Learning from Those Who Come After
Intergenerational transmission is not a museum: it is an exchange.
And today, more than ever, younger generations also teach.
They teach new literacies: technological, cultural, linguistic. They teach new sensitivities: toward diversity, mental health, the planet, social justice. They teach other ways of building identity, less rigid and more experimental.
In long-lived societies, learning from those who come after is a way to stay intellectually and culturally alive. Not as a trend, but as adaptation. A society that despises what is new becomes rigid. And rigidity, socially, is a form of fragility.
Transmission as a Pact of Dignity
Transmission is not only an exchange of knowledge; it is also recognition.
When a young person listens to an older person, they are saying: “your life matters.
When an older person learns from a young person, they are saying: “your world matters too.”
That mutual recognition is a pact of dignity.
And in long-lived societies, where ageism and generational fragmentation are real risks, intergenerational transmission becomes a strategy against exclusion.
It is not a sentimental gesture: it is a mechanism of cohesion.
Spaces Where Transmission Happens
Transmission does not happen by decree. It needs spaces.

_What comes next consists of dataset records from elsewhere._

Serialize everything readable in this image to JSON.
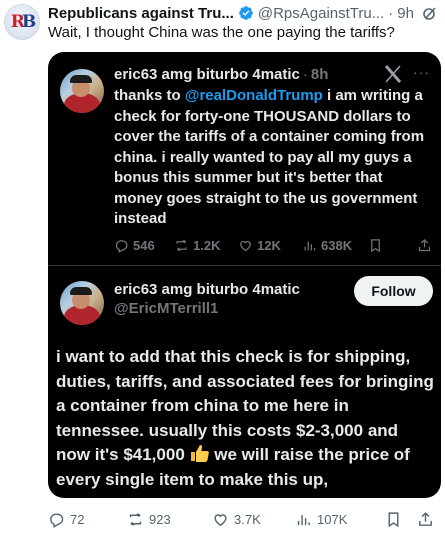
{
  "outer_tweet": {
    "author_name": "Republicans against Tru...",
    "handle": "@RpsAgainstTru...",
    "dot": "·",
    "time": "9h",
    "text": "Wait, I thought China was the one paying the tariffs?",
    "actions": {
      "replies": "72",
      "reposts": "923",
      "likes": "3.7K",
      "views": "107K"
    },
    "avatar_logo": "RB"
  },
  "quoted_tweet": {
    "author_name": "eric63 amg biturbo 4matic",
    "dot": "·",
    "time": "8h",
    "text_before_mention": "thanks to ",
    "mention": "@realDonaldTrump",
    "text_after_mention": " i am writing a check for forty-one THOUSAND dollars to cover the tariffs of a container coming from china. i really wanted to pay all my guys a bonus this summer but it's better that money goes straight to the us government instead",
    "actions": {
      "replies": "546",
      "reposts": "1.2K",
      "likes": "12K",
      "views": "638K"
    }
  },
  "embedded_post": {
    "author_name": "eric63 amg biturbo 4matic",
    "handle": "@EricMTerrill1",
    "follow_label": "Follow",
    "text_part1": "i want to add that this check is for shipping, duties, tariffs, and associated fees for bringing a container from china to me here in tennessee. usually this costs $2-3,000 and now it's $41,000 ",
    "text_part2": " we will raise the price of every single item to make this up,"
  },
  "icons": [
    "verified-badge-icon",
    "grok-icon",
    "more-icon",
    "x-logo-icon",
    "reply-icon",
    "repost-icon",
    "like-icon",
    "views-icon",
    "bookmark-icon",
    "share-icon",
    "thumbs-up-emoji"
  ],
  "colors": {
    "link": "#1d9bf0",
    "verified": "#1d9bf0",
    "card_bg": "#000000",
    "muted": "#536471"
  }
}
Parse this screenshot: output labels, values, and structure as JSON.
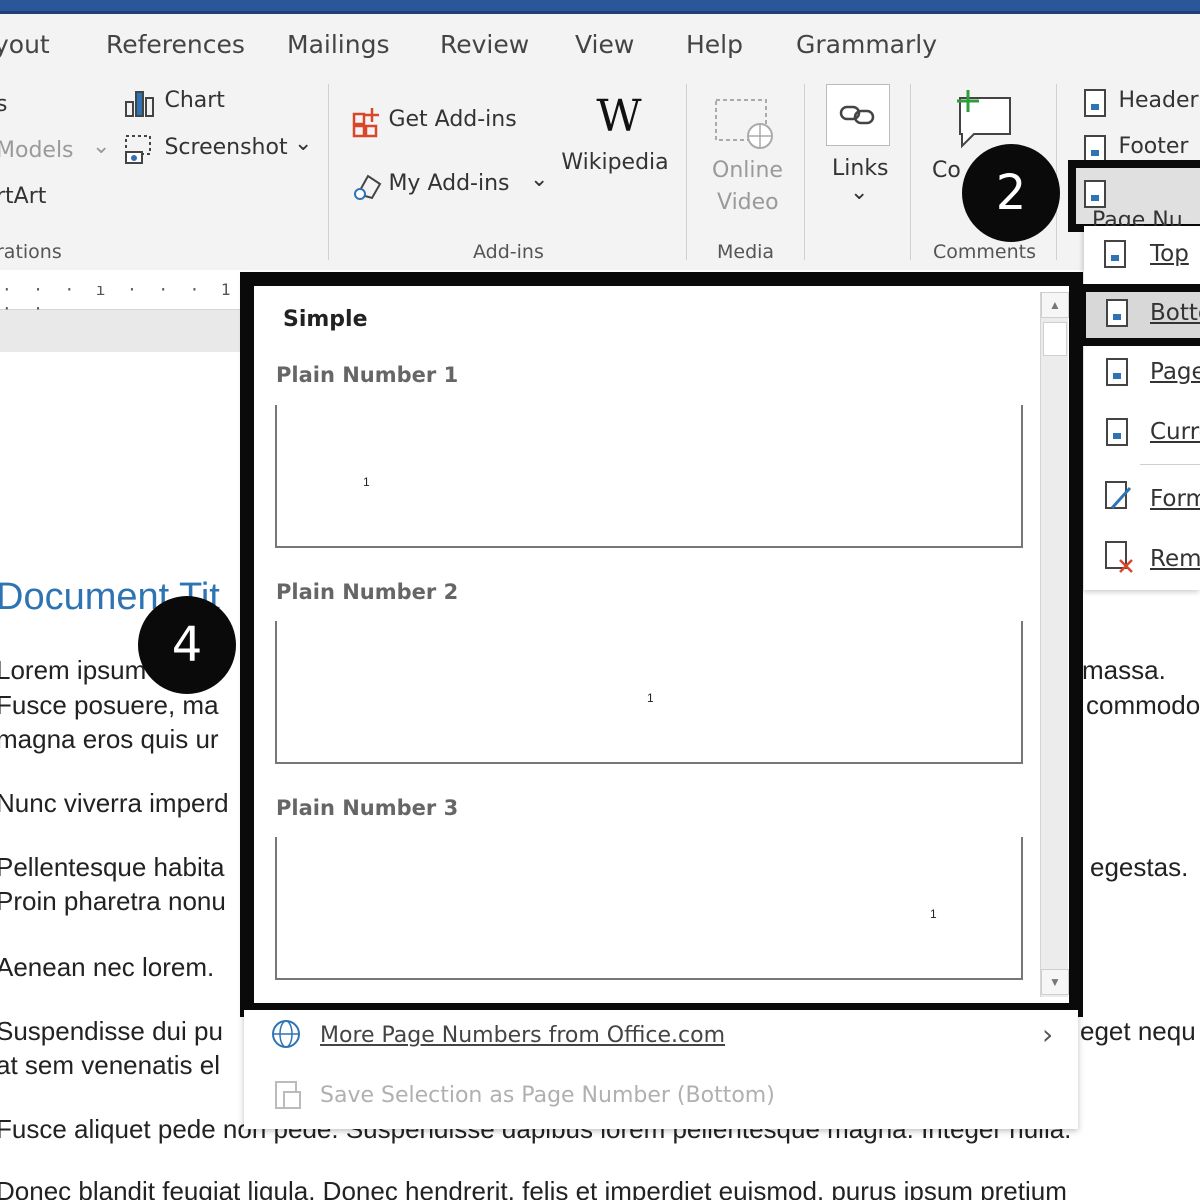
{
  "tabs": [
    "yout",
    "References",
    "Mailings",
    "Review",
    "View",
    "Help",
    "Grammarly"
  ],
  "ribbon": {
    "left_items": [
      "s",
      "Models",
      "rtArt"
    ],
    "left_group_label": "rations",
    "chart_label": "Chart",
    "screenshot_label": "Screenshot",
    "get_addins": "Get Add-ins",
    "my_addins": "My Add-ins",
    "wikipedia": "Wikipedia",
    "addins_group": "Add-ins",
    "online_video_line1": "Online",
    "online_video_line2": "Video",
    "media_group": "Media",
    "links": "Links",
    "comment_partial": "Co",
    "comments_group": "Comments",
    "header": "Header",
    "footer": "Footer",
    "page_number": "Page Nu",
    "wikipedia_glyph": "W",
    "chevron": "⌄"
  },
  "ruler": {
    "text": "· · · ı · · · 1 · ·"
  },
  "document": {
    "title": "Document Tit",
    "lines": [
      {
        "left": "Lorem ipsum",
        "right": "massa."
      },
      {
        "left": "Fusce posuere, ma",
        "right": "commodo"
      },
      {
        "left": "magna eros quis ur",
        "right": ""
      },
      {
        "left": "Nunc viverra imperd",
        "right": ""
      },
      {
        "left": "Pellentesque habita",
        "right": "egestas."
      },
      {
        "left": "Proin pharetra nonu",
        "right": ""
      },
      {
        "left": "Aenean nec lorem.",
        "right": ""
      },
      {
        "left": "Suspendisse dui pu",
        "right": "eget nequ"
      },
      {
        "left": "at sem venenatis el",
        "right": ""
      }
    ],
    "bottom_line_1": "Fusce aliquet pede non pede. Suspendisse dapibus lorem pellentesque magna. Integer nulla.",
    "bottom_line_2": "Donec blandit feugiat ligula. Donec hendrerit, felis et imperdiet euismod, purus ipsum pretium"
  },
  "callouts": {
    "step2": "2",
    "step4": "4"
  },
  "gallery": {
    "section": "Simple",
    "options": [
      {
        "label": "Plain Number 1",
        "number": "1"
      },
      {
        "label": "Plain Number 2",
        "number": "1"
      },
      {
        "label": "Plain Number 3",
        "number": "1"
      }
    ],
    "more": "More Page Numbers from Office.com",
    "save": "Save Selection as Page Number (Bottom)",
    "scroll_up": "▲",
    "scroll_down": "▼",
    "more_arrow": "›"
  },
  "menu": {
    "items": [
      "Top",
      "Botto",
      "Page",
      "Curre",
      "Form",
      "Rem"
    ]
  },
  "colors": {
    "accent": "#2b579a",
    "title_blue": "#2e74b5"
  }
}
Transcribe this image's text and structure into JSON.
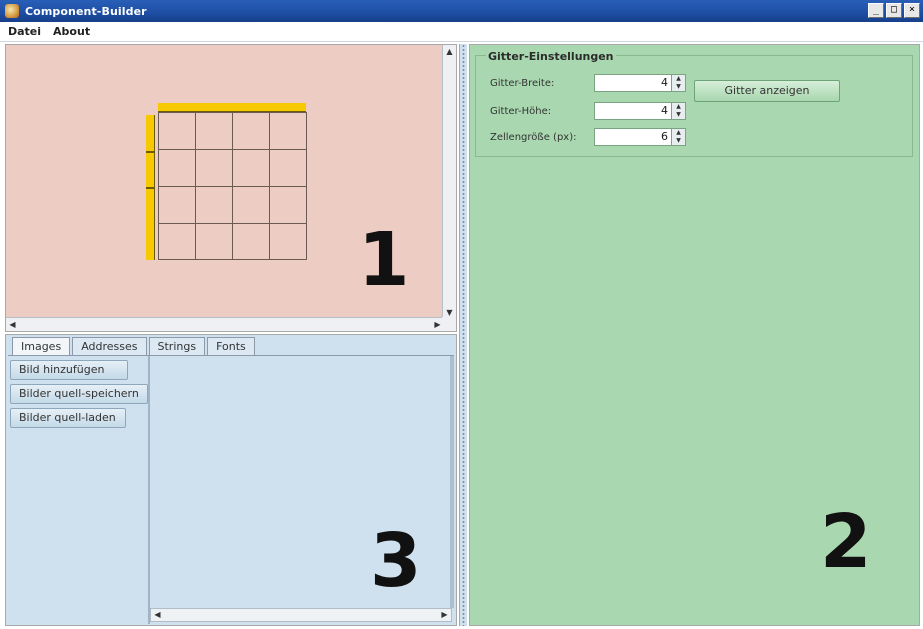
{
  "window": {
    "title": "Component-Builder",
    "controls": [
      "_",
      "□",
      "×"
    ]
  },
  "menu": [
    "Datei",
    "About"
  ],
  "panel1": {
    "label": "1",
    "grid": {
      "columns": 4,
      "rows": 4
    }
  },
  "panel3": {
    "label": "3",
    "tabs": [
      "Images",
      "Addresses",
      "Strings",
      "Fonts"
    ],
    "active_tab": "Images",
    "buttons": [
      "Bild hinzufügen",
      "Bilder quell-speichern",
      "Bilder quell-laden"
    ]
  },
  "panel2": {
    "label": "2",
    "settings": {
      "title": "Gitter-Einstellungen",
      "rows": [
        {
          "label": "Gitter-Breite:",
          "value": "4"
        },
        {
          "label": "Gitter-Höhe:",
          "value": "4"
        },
        {
          "label": "Zellengröße (px):",
          "value": "6"
        }
      ],
      "show_button": "Gitter anzeigen"
    }
  }
}
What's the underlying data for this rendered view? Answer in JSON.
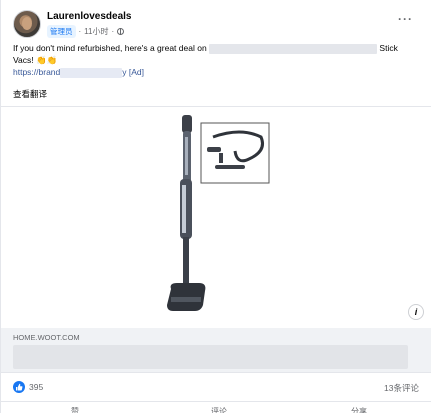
{
  "post": {
    "author": "Laurenlovesdeals",
    "role_badge": "管理员",
    "time": "11小时",
    "text_prefix": "If you don't mind refurbished, here's a great deal on",
    "text_suffix": "Stick",
    "text_line2": "Vacs! 👏👏",
    "link_text": "https://brand",
    "link_suffix": "y [Ad]",
    "see_translation": "查看翻译"
  },
  "preview": {
    "domain": "HOME.WOOT.COM"
  },
  "stats": {
    "likes": "395",
    "comments": "13条评论"
  },
  "actions": [
    {
      "label": "赞"
    },
    {
      "label": "评论"
    },
    {
      "label": "分享"
    }
  ],
  "colors": {
    "accent": "#1877f2",
    "secondary_text": "#65676b",
    "link": "#385898"
  }
}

Schools that invite older people not as a “visit,” but as a presence.
Neighborhoods that recover community life.
Cultural projects that record oral memory.
Universities that open classrooms to all ages.
Mentorship programs where experience and innovation can dialogue.
In Spain and Portugal, the culture of encounter—conversation, the shared table, the stroll, community—is a civilizational advantage. But it needs to be protected against acceleration, isolation, and digitalization without support.
Unhurried Societies: A Luxury That Is a Necessity
Speaking of “unhurried societies” is not idealizing slowness. It is understanding that there are human processes that cannot be accelerated without losing quality: bonding, listening, transmission.
Hurry reduces life to management.
Transmission returns life to meaning.
In a world where we live more years, the big question is what we do with that time. Part of the answer lies here: using it to build continuity between generations.
It is not about returning to the past. It is about recovering human time—the time that allows us to learn from those who were before and from those who come after.
When was the last time you learned something important from someone of another generation?